Assignment 3: Restricted Boltzmann Machines

Discussion: May 11th

In this assignment, we will be implementing a Binary RBM. This requires some low-level programming rather than just sticking a bunch of layers together.

Start off by implementing algorithm 18.1 from the deep learning book.

The main thing here is actually implementing the gibbs_update step. Recall that RBMs allow for efficient gibbs sampling by first updating all hidden units at once, and then all visible ones.
For sampling, tfp.distributions.Bernoulli should be helpful. Use the conditional distributions from chapter 20.2. Docs can be found here. Do not use other submodules such as MCMC-related functions!
You will need to implement the RBM energy function to compute the log unnormalized probabilities. The book gives the formula for a single sample only (equation 20.5). You will want to implement a batched version of this for efficiency. This is not trivial! In particular, batching the third part of the formula (v^TWh) requires some thought.
You can use GradientTape to compute the gradient update by treating “negative phase minus positive phase” as a loss function to be minimized. However, the “ideal” value for this loss will actually be 0 (data and model distributions are identical) despite the function in principle being able to take on any value. If your loss decreases to arbitrarily large negative values there is likely something wrong with your training (although it’s normal for negative values to appear in the beginning).
Make sure you compute the gradients correctly! Although the Gibbs sampling procedure makes use of the model parameters, this should not influence the gradients, i.e. the samples are treated as constants just like the data.
Alternatively, the gradients are relatively simple to work out “by hand”.

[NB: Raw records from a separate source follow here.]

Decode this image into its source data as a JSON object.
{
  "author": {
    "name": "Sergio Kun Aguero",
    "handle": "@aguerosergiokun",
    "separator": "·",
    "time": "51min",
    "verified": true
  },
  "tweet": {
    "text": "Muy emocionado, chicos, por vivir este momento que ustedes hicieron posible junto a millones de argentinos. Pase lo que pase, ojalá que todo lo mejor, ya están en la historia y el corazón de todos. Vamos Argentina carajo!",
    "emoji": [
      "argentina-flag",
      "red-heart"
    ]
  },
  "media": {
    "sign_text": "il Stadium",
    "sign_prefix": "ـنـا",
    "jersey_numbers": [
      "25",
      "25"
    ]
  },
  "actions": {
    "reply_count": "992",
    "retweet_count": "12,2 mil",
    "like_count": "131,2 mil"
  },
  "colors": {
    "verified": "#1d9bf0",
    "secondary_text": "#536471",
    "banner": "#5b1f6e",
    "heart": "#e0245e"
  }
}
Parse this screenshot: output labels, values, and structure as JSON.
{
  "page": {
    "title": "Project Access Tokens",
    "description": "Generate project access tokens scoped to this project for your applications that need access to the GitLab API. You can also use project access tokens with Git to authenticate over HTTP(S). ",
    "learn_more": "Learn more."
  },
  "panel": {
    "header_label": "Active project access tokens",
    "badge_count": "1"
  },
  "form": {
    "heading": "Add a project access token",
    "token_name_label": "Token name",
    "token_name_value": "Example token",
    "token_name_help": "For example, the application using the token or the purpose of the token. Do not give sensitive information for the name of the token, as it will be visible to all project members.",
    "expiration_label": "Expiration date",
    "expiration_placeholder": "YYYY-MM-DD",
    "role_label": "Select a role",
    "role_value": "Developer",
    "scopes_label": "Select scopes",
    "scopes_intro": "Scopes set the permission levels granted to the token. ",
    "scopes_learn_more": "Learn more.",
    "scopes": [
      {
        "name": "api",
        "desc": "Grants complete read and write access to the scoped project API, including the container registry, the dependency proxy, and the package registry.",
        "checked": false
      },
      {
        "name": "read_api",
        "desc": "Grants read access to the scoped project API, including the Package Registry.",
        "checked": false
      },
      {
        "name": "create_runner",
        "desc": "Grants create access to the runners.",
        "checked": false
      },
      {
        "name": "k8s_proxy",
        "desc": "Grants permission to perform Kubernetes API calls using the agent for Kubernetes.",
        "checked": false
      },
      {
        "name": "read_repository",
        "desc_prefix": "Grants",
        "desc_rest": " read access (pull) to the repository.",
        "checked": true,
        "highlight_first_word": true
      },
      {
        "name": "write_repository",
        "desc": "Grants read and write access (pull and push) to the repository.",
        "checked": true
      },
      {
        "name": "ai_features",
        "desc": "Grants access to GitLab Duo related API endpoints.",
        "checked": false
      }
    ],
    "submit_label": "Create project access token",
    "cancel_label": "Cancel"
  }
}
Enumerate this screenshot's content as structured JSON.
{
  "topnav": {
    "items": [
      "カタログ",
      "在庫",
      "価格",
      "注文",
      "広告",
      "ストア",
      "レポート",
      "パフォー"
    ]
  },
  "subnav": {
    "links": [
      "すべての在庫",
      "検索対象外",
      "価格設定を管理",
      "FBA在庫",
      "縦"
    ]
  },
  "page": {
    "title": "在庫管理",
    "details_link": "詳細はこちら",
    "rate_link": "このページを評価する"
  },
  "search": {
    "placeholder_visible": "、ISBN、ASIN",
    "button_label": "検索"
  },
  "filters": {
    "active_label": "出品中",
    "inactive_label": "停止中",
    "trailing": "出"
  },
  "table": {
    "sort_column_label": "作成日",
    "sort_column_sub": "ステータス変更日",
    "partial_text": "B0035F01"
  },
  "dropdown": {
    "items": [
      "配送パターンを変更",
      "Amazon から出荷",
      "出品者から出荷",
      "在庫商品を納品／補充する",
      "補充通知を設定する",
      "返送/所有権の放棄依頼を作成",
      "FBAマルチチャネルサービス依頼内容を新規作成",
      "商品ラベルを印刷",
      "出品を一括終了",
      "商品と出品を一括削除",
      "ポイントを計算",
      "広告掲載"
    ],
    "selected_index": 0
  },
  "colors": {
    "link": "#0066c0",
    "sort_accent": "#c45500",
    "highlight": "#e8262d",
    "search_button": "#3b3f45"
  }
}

Once you have the basic algorithm going, you might want to test it first. Since we are working with binary RBMs, MNIST seems like the best option here. You may “binarize” the data by rounding all values to 0 or 1, however since MNIST is already almost binary this will likely not make a large difference. Experiment with different numbers of hidden units and burn-in steps, and generate some samples of the trained models for subjective evaluation.

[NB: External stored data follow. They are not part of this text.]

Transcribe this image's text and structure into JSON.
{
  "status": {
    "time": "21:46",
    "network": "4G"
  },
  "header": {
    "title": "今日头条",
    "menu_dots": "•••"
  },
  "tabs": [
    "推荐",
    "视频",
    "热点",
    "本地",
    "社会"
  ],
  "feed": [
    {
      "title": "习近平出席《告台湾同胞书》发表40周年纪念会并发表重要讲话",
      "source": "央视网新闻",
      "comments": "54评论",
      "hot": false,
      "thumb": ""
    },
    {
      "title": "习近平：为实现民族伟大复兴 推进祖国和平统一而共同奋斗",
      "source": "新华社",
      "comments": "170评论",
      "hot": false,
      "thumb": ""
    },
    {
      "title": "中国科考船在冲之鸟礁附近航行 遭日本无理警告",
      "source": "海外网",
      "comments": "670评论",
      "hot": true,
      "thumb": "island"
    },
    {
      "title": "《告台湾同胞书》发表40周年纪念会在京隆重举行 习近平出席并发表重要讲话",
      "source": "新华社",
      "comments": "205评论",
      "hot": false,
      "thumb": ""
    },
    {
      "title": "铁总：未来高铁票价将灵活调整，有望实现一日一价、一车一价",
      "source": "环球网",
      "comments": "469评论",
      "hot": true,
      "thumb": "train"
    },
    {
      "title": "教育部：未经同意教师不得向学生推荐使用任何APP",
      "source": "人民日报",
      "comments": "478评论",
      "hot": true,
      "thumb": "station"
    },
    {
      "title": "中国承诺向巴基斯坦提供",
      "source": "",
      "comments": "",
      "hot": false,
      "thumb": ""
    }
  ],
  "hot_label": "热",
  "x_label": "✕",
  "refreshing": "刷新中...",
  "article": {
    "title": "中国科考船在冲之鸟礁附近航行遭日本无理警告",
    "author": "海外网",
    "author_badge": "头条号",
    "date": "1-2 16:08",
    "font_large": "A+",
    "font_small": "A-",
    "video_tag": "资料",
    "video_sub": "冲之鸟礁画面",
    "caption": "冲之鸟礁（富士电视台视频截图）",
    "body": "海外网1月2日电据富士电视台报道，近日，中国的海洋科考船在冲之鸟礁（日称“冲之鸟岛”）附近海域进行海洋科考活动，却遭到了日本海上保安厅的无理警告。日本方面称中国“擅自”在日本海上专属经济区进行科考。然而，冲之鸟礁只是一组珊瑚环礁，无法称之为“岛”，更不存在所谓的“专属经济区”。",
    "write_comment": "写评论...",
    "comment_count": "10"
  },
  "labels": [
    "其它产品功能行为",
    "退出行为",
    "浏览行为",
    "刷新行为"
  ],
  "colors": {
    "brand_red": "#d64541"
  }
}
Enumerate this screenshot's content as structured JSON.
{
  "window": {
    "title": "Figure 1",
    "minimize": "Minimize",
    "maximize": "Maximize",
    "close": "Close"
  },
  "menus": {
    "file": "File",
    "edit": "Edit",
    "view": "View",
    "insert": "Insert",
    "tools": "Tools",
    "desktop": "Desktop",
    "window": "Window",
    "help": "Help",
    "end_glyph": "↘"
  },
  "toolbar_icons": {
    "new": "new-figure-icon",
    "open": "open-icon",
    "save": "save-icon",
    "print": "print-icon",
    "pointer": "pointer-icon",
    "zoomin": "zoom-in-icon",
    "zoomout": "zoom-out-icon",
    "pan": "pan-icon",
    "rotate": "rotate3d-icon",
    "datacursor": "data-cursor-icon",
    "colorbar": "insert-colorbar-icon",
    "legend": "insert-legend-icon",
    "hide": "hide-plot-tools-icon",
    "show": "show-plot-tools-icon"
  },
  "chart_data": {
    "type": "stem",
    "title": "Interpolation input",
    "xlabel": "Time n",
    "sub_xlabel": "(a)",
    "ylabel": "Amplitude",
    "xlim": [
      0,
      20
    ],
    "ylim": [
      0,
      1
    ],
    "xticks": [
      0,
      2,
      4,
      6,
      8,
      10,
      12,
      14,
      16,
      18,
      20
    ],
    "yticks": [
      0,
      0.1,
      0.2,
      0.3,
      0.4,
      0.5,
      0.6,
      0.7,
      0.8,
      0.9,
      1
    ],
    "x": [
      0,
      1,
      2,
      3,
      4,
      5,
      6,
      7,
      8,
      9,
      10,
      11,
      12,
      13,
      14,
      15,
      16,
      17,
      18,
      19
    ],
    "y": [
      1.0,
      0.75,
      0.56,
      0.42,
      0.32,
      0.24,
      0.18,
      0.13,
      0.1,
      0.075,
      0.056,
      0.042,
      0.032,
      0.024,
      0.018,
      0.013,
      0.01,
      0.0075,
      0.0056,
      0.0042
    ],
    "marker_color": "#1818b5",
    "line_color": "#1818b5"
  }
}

Next, you should improve on the basic procedure.

Experiment with ways to get the sampling going, i.e. “initialize a set of m samples to random values”. Likely the most basic way is to sample each pixel independently with probability 0.5. Implement and test at least one other way that you think is more appropriate.
Algorithm 18.1 is rather slow due to the long burn-in time required at each gradient step. Implement contrastive divergence and/or persistent contrastive divergence (18.2/18.3) to alleviate this. This requires relatively minor changes. For PCD, the training just needs to have access to the final samples of the previous step as a starting point. For CD, use the actual batch of data as a starting point. The only difficulty here is that you don’t have a starting point for the hidden units. You can create one, for example, via a single Gibbs sampling step from the visible units.

Test your algorithms once again and compare the results (as well as the speed at which you achieve them) to the basic algorithm.

Bonus

Feel free to try other training methods such as pseudolikelihood or score matching.